Abstract (deu)
In dieser Arbeit werden jene improvisatorischen Verfahren untersucht, die William Forsythe im Verlauf von über 30 Jahren choreographischer Praxis in Zusammenarbeit mit den Tänzerinnen und Tänzern des bis 2004 bestehenden Ballett Frankfurt sowie der danach gegründeten Forsythe Company entwickelt hat. Die von ihm herausgegebene CD-ROM Improvisation Technologies visualisiert seinen Zugang zu einer Bewegungsreflexion, die auf dem Dekonstruieren des klassischen Ballettvokabulars beruht. Forsythes Grundsatz ist, dass Improvisation und letztlich auch das Tanzen von jedem Punkt aus beginnen kann, auf den die Aufmerksamkeit gelenkt wird. Die Umsetzung dessen basiert auf einem geometrischen Verständnis der Zusammenhänge von einzelnen Körperteilen. Die Tanzenden entscheiden im Rahmen von improvisatorischen Operationen selbst, wie sie sich zu den Gegebenheiten des jeweiligen Moments positionieren. Eine solche Arbeitsweise hebt die Hierarchie zwischen Choreograph und Ensemble auf, die Tanzenden werden zu Co-AutorInnen.
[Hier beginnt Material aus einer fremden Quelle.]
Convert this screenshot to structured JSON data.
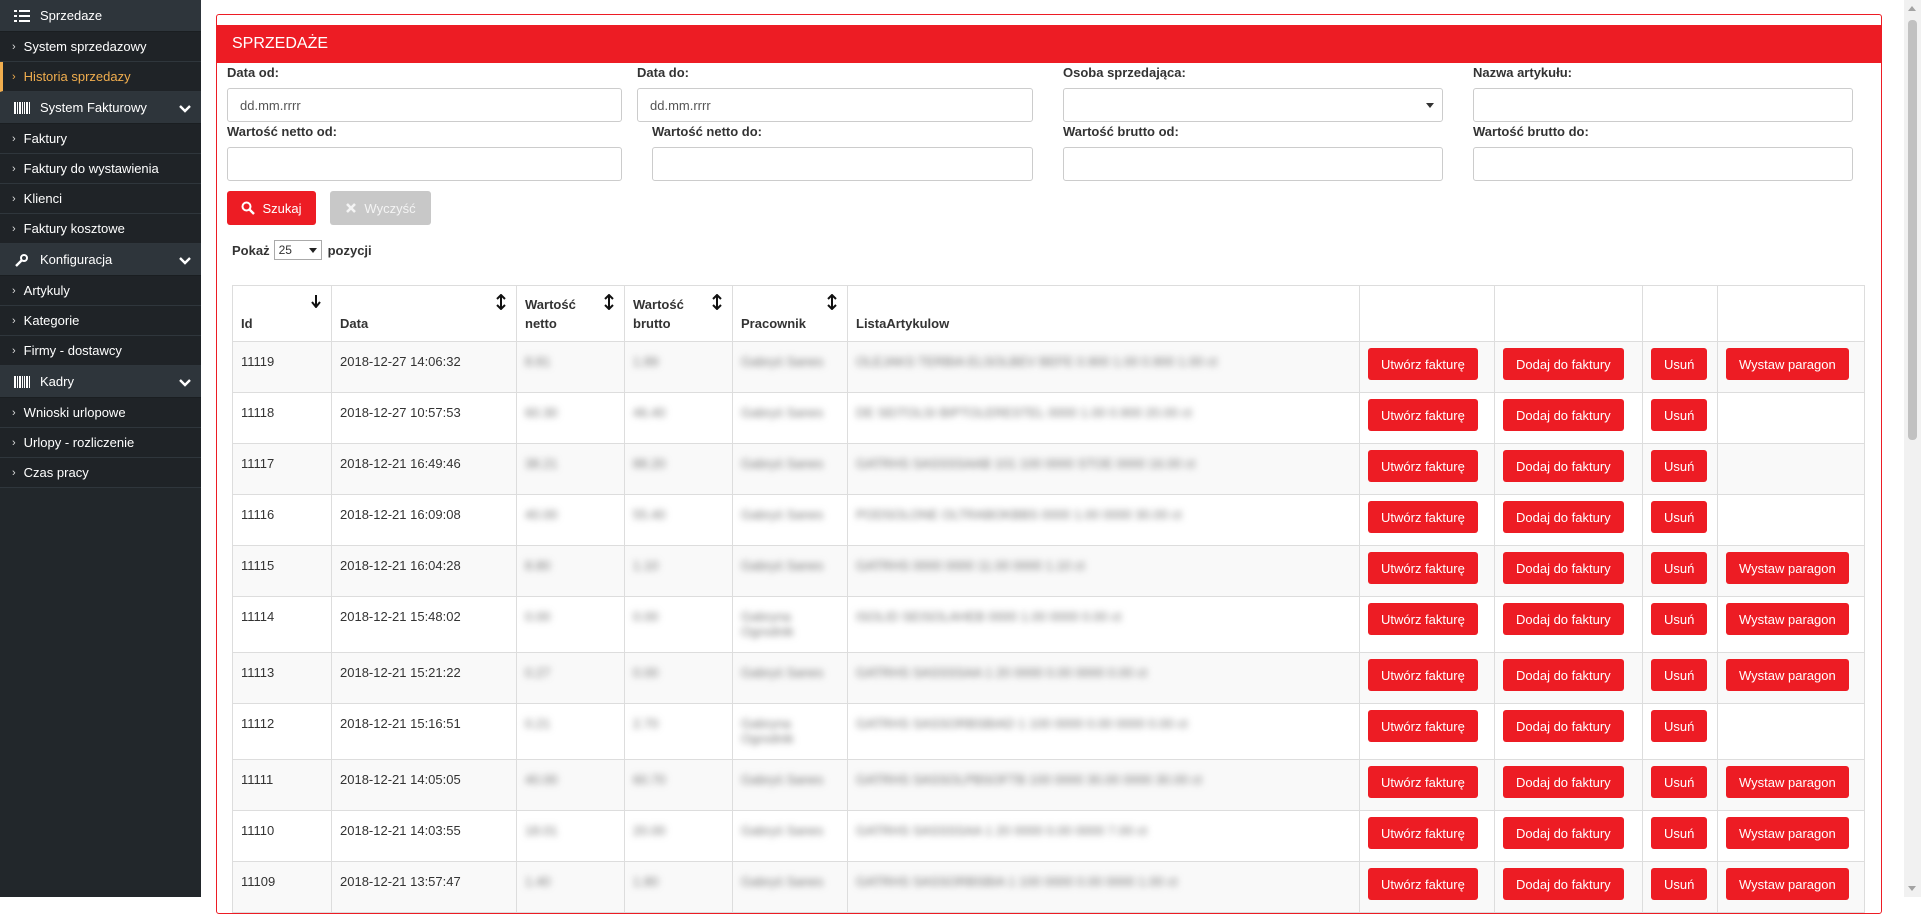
{
  "sidebar": {
    "sections": [
      {
        "title": "Sprzedaze",
        "icon": "list-icon",
        "items": [
          {
            "label": "System sprzedazowy",
            "active": false
          },
          {
            "label": "Historia sprzedazy",
            "active": true
          }
        ]
      },
      {
        "title": "System Fakturowy",
        "icon": "barcode-icon",
        "items": [
          {
            "label": "Faktury"
          },
          {
            "label": "Faktury do wystawienia"
          },
          {
            "label": "Klienci"
          },
          {
            "label": "Faktury kosztowe"
          }
        ]
      },
      {
        "title": "Konfiguracja",
        "icon": "wrench-icon",
        "items": [
          {
            "label": "Artykuly"
          },
          {
            "label": "Kategorie"
          },
          {
            "label": "Firmy - dostawcy"
          }
        ]
      },
      {
        "title": "Kadry",
        "icon": "barcode-icon",
        "items": [
          {
            "label": "Wnioski urlopowe"
          },
          {
            "label": "Urlopy - rozliczenie"
          },
          {
            "label": "Czas pracy"
          }
        ]
      }
    ],
    "arrow_glyph": "›"
  },
  "panel": {
    "title": "SPRZEDAŻE"
  },
  "filters": {
    "date_from_label": "Data od:",
    "date_from_placeholder": "dd.mm.rrrr",
    "date_to_label": "Data do:",
    "date_to_placeholder": "dd.mm.rrrr",
    "seller_label": "Osoba sprzedająca:",
    "article_label": "Nazwa artykułu:",
    "net_from_label": "Wartość netto od:",
    "net_to_label": "Wartość netto do:",
    "gross_from_label": "Wartość brutto od:",
    "gross_to_label": "Wartość brutto do:",
    "search_button": "Szukaj",
    "clear_button": "Wyczyść"
  },
  "page_size": {
    "prefix": "Pokaż",
    "value": "25",
    "suffix": "pozycji"
  },
  "table": {
    "headers": [
      "Id",
      "Data",
      "Wartość netto",
      "Wartość brutto",
      "Pracownik",
      "ListaArtykulow"
    ],
    "button_labels": {
      "invoice": "Utwórz fakturę",
      "add": "Dodaj do faktury",
      "delete": "Usuń",
      "receipt": "Wystaw paragon"
    },
    "rows": [
      {
        "id": "11119",
        "date": "2018-12-27 14:06:32",
        "net": "8.81",
        "gross": "1.89",
        "employee": "Gabryś Sanes",
        "employee2": "",
        "articles": "OLEJAKS TERBIA ELSOLBEV BEFE 0.900 1.00 0.900 1.00 ct",
        "receipt": true
      },
      {
        "id": "11118",
        "date": "2018-12-27 10:57:53",
        "net": "60.30",
        "gross": "46.40",
        "employee": "Gabryś Sanes",
        "employee2": "",
        "articles": "DE SEITOLSI BIPTOLERESTEL 0000 1.00 0.900 20.00 ct",
        "receipt": false
      },
      {
        "id": "11117",
        "date": "2018-12-21 16:49:46",
        "net": "38.21",
        "gross": "88.20",
        "employee": "Gabryś Sanes",
        "employee2": "",
        "articles": "GATRHS SASSSSAAB 101 100 0000 STOE 0000 16.00 ct",
        "receipt": false
      },
      {
        "id": "11116",
        "date": "2018-12-21 16:09:08",
        "net": "40.00",
        "gross": "55.40",
        "employee": "Gabryś Sanes",
        "employee2": "",
        "articles": "PODSOLONE OLTRABOKBBS 0000 1.00 0000 30.00 ct",
        "receipt": false
      },
      {
        "id": "11115",
        "date": "2018-12-21 16:04:28",
        "net": "8.80",
        "gross": "1.10",
        "employee": "Gabryś Sanes",
        "employee2": "",
        "articles": "GATRHS 0000 0000 11.00 0000 1.10 ct",
        "receipt": true
      },
      {
        "id": "11114",
        "date": "2018-12-21 15:48:02",
        "net": "0.00",
        "gross": "0.00",
        "employee": "Gabryna",
        "employee2": "Ogrodnik",
        "articles": "ISOLID SEISOLAHEB 0000 1.00 0000 0.00 ct",
        "receipt": true
      },
      {
        "id": "11113",
        "date": "2018-12-21 15:21:22",
        "net": "0.27",
        "gross": "0.00",
        "employee": "Gabryś Sanes",
        "employee2": "",
        "articles": "GATRHS SASSSSAA 1 20 0000 0.00 0000 0.00 ct",
        "receipt": true
      },
      {
        "id": "11112",
        "date": "2018-12-21 15:16:51",
        "net": "0.21",
        "gross": "2.70",
        "employee": "Gabryna",
        "employee2": "Ogrodnik",
        "articles": "GATRHS SASSORBSBIAD 1 100 0000 0.00 0000 0.00 ct",
        "receipt": false
      },
      {
        "id": "11111",
        "date": "2018-12-21 14:05:05",
        "net": "40.00",
        "gross": "60.70",
        "employee": "Gabryś Sanes",
        "employee2": "",
        "articles": "GATRHS SASSOLPBSOFTB 100 0000 30.00 0000 30.00 ct",
        "receipt": true
      },
      {
        "id": "11110",
        "date": "2018-12-21 14:03:55",
        "net": "18.01",
        "gross": "20.00",
        "employee": "Gabryś Sanes",
        "employee2": "",
        "articles": "GATRHS SASSSSAA 1 20 0000 0.00 0000 7.00 ct",
        "receipt": true
      },
      {
        "id": "11109",
        "date": "2018-12-21 13:57:47",
        "net": "1.40",
        "gross": "1.80",
        "employee": "Gabryś Sanes",
        "employee2": "",
        "articles": "GATRHS SASSORBSBIA 1 100 0000 0.00 0000 1.00 ct",
        "receipt": true
      }
    ]
  },
  "colors": {
    "accent": "#ed1c24",
    "sidebar_bg": "#22272b",
    "active_item": "#f0ad4e",
    "disabled_button": "#c8c8c8"
  }
}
Anhand der Choreographie One Flat Thing, reproduced und der damit als Basismaterial operierenden Internetplattform Synchronous Objects for One Flat Thing, reproduced zeigt sich, dass hier improvisatorische Strategien benutzt werden, um kontrapunktische Bewegungsverläufe zu erzeugen. Durch das Verwenden von solchen Strukturen bildet sich ein System heraus, das sich selbst vorantreibt und organisiert. In Synchronous Objects werden diese über computeranimierte Grafiken sichtbar gemacht und geben Einblick in die Struktur von choreographischem Denken.
Stücke wie One Flat Thing, reproduced reflektieren einen alternativen Umgang mit Regeln, die nicht über Machtstrukturen ausgewiesen werden. Gleichzeitig werden diese nicht ausgeblendet, wie es in einem anarchistischen System der Fall wäre. Sie sind im Gegenteil sehr präsent als wesentlicher Bestandteil des Systems, das ohne sie nicht existieren würde.